The proposed botanical illustrations are exhibited alongside a series of engravings of iron grate fences and barriers of the first botanical gardens, whose networks served as laboratories for the acclimation and exchange of economically valuable plants. Instead of names of the gardens themselves, the iron bars bear phrases drawn from botany that have been directly borrowed by the political and diplomatic context: rose garden strategies, symbiotic patterns, dormant diversion, scents of persuasion…

The spaces of political and national power continue to thrive on botanical depictions and floral arrangements as ‘unobtrusive’ politically – either as floral attributes to conference rooms or ‘benign’ still lives decorating the spaces of political power. But is should be the darker side of political servitude of plants which these very spaces should be debating, a side which is exponentially relevant for our society today.



Jasmina Cibic: Charm Offensive, Dunedin Public Art Gallery, New Zealand, 22.10.2022 – 12.2.2023

Charm Offensive is the first solo exhibition by London-based artist Jasmina Cibic (b. 1979 Ljubljana, Slovenia) to be held in Aotearoa New Zealand. Working across film, performance and installation, Cibic’s practice explores the relationships between culture and political power within both historical and contemporary frames. Art and architecture become tools to highlight and reconsider notions of soft power, nation building and the deployment of political agendas and ideologies. Bringing Cibic’s major three-channel film The Gift (2021) together with a new site-specific installation, Charm Offensive (2022), this exhibition is shaped around the concept of gifting – raising questions about cultural gifting as a tool for power and political dominance.

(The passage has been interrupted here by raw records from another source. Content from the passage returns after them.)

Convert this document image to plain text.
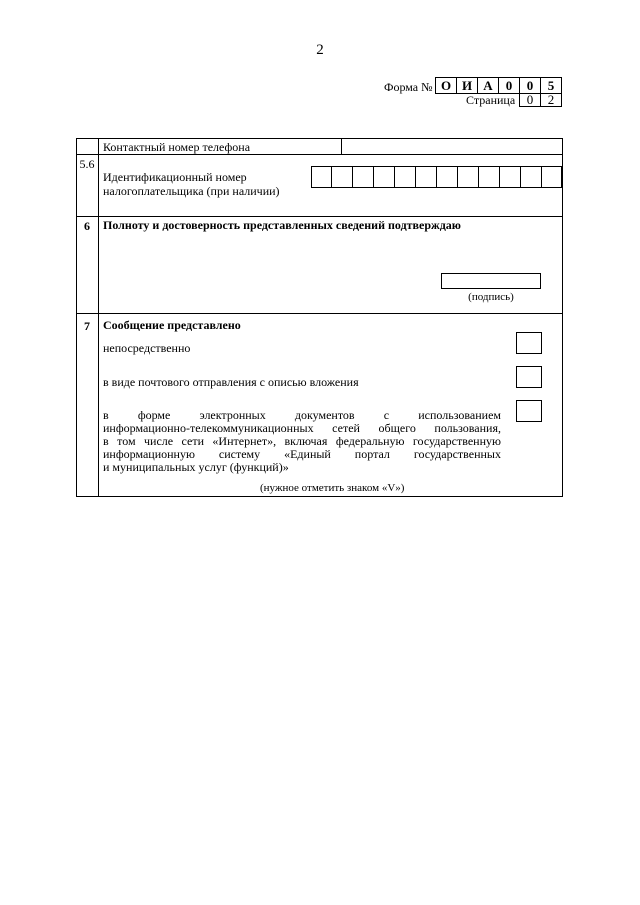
2
Форма № О И А	0	0	5
Страница 0	2
Контактный номер телефона
5.6
Идентификационный номер
налогоплательщика (при наличии)
6	Полноту и достоверность представленных сведений подтверждаю
(подпись)
7	Сообщение представлено
непосредственно
в виде почтового отправления с описью вложения
в форме электронных документов с использованием
информационно-телекоммуникационных сетей общего пользования,
в том числе сети «Интернет», включая федеральную государственную
информационную систему «Единый портал государственных
и муниципальных услуг (функций)»
(нужное отметить знаком «V»)
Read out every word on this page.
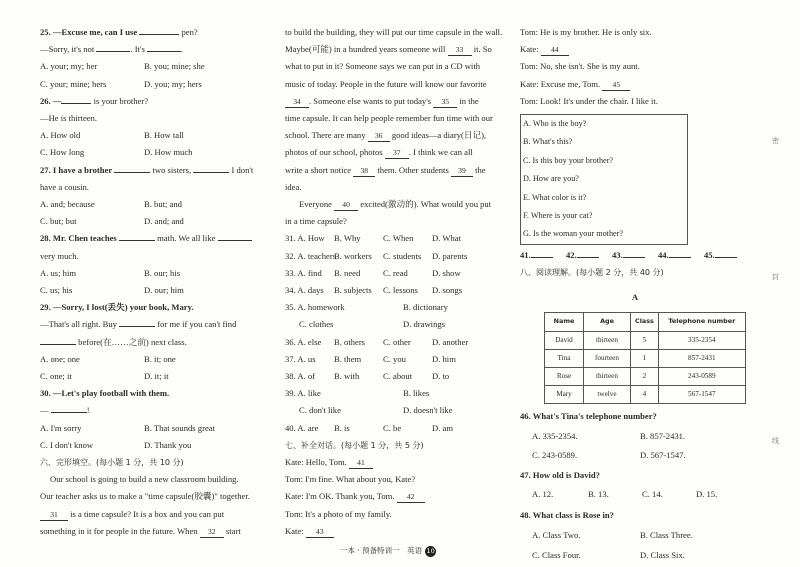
25. —Excuse me, can I use	pen?
—Sorry, it's not	. It's	.
A. your; my; her	B. you; mine; she
C. your; mine; hers	D. you; my; hers
26. —	is your brother?
—He is thirteen.
A. How old	B. How tall
C. How long	D. How much
27. I have a brother	two sisters,	I don't
have a cousin.
A. and; because	B. but; and
C. but; but	D. and; and
28. Mr. Chen teaches	math. We all like
very much.
A. us; him	B. our; his
C. us; his	D. our; him
29. —Sorry, I lost(丢失) your book, Mary.
—That's all right. Buy	for me if you can't find
before(在……之前) next class.
A. one; one	B. it; one
C. one; it	D. it; it
30. —Let's play football with them.
—	!
A. I'm sorry	B. That sounds great
C. I don't know	D. Thank you
六、完形填空。(每小题 1 分，共 10 分)
Our school is going to build a new classroom building.
Our teacher asks us to make a "time capsule(胶囊)" together.
31 is a time capsule? It is a box and you can put
something in it for people in the future. When 32 start
to build the building, they will put our time capsule in the wall.
Maybe(可能) in a hundred years someone will 33 it. So
what to put in it? Someone says we can put in a CD with
music of today. People in the future will know our favorite
34 . Someone else wants to put today's 35 in the
time capsule. It can help people remember fun time with our
school. There are many 36 good ideas—a diary(日记),
photos of our school, photos 37 . I think we can all
write a short notice 38 them. Other students 39 the
idea.
Everyone 40 excited(激动的). What would you put
in a time capsule?
31. A. How	B. Why	C. When	D. What
32. A. teachers
B. workers	C. students	D. parents
33. A. find	B. need	C. read	D. show
34. A. days	B. subjects	C. lessons	D. songs
35. A. homework	B. dictionary
C. clothes	D. drawings
36. A. else	B. others	C. other	D. another
37. A. us	B. them	C. you	D. him
38. A. of	B. with	C. about	D. to
39. A. like	B. likes
C. don't like	D. doesn't like
40. A. are	B. is	C. be	D. am
七、补全对话。(每小题 1 分，共 5 分)
Kate: Hello, Tom. 41
Tom: I'm fine. What about you, Kate?
Kate: I'm OK. Thank you, Tom. 42
Tom: It's a photo of my family.
Kate: 43
Tom: He is my brother. He is only six.
Kate: 44
Tom: No, she isn't. She is my aunt.
Kate: Excuse me, Tom. 45
Tom: Look! It's under the chair. I like it.
A. Who is the boy?
B. What's this?
C. Is this boy your brother?
D. How are you?
E. What color is it?
F. Where is your cat?
G. Is the woman your mother?
41.	42.	43.	44.	45.
八、阅读理解。(每小题 2 分，共 40 分)
A
Name	Age	Class	Telephone number
David	thirteen	5	335-2354
Tina	fourteen	1	857-2431
Rose	thirteen	2	243-0589
Mary	twelve	4	567-1547
46. What's Tina's telephone number?
A. 335-2354.	B. 857-2431.
C. 243-0589.	D. 567-1547.
47. How old is David?
A. 12.	B. 13.	C. 14.	D. 15.
48. What class is Rose in?
A. Class Two.	B. Class Three.
C. Class Four.	D. Class Six.
密
封
线
一本 · 预备特训一　英语 10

The Gift is a dystopian drama and consolidates decades of Cibic’s research into soft power, with all the film’s dialogue drawn directly from archival letters, transcripts and records from key moments of European crises in the 20th century. The work follows an artist, a diplomat and an engineer as they compete to determine a gift, a symbol, that will realign society and heal a fractured nation in a time of crisis. With the expectation that the gift will be ‘politically adequate and aesthetically impressive’, the three men present their ideas to four judges who are based on Franklin D. Roosevelt’s concept of the Four Freedoms: The Freedoms from Fear, from Want, of Speech and Worship. The film’s locations, including the French Communist Headquarters, Paris; the Palace of Nations, Geneva; and the Palace of Culture and Science in Warsaw, are all political gifts themselves.

Charm Offensive delves into the politics and gifting of names, as an act of colonisation and political coding. Plants play an important role in the forming of a national landscape. Many of the Latin taxonomic names of plant species reflect the botanists and imperial explorers who are credited with their discovery in Western science, such as Hans Sloane, Joseph Banks, James Cook, George Hibbert and Carl Linnaeus. Acting as agents of empire, these namesakes become tools of colonisation and political authority. In Charm Offensive, Cibic has subverted this process, collaborating with a group of international botanical illustrators to create images using only the Latin plant name as the reference point. Alongside these are etchings of fences and barriers that are drawn from architectural plans for botanical gardens – sites that were traditionally created for the collection, research and display of exotic plant species. They also incorporate excerpts from texts that have been extracted from the botanical context and redeployed within political and diplomatic language.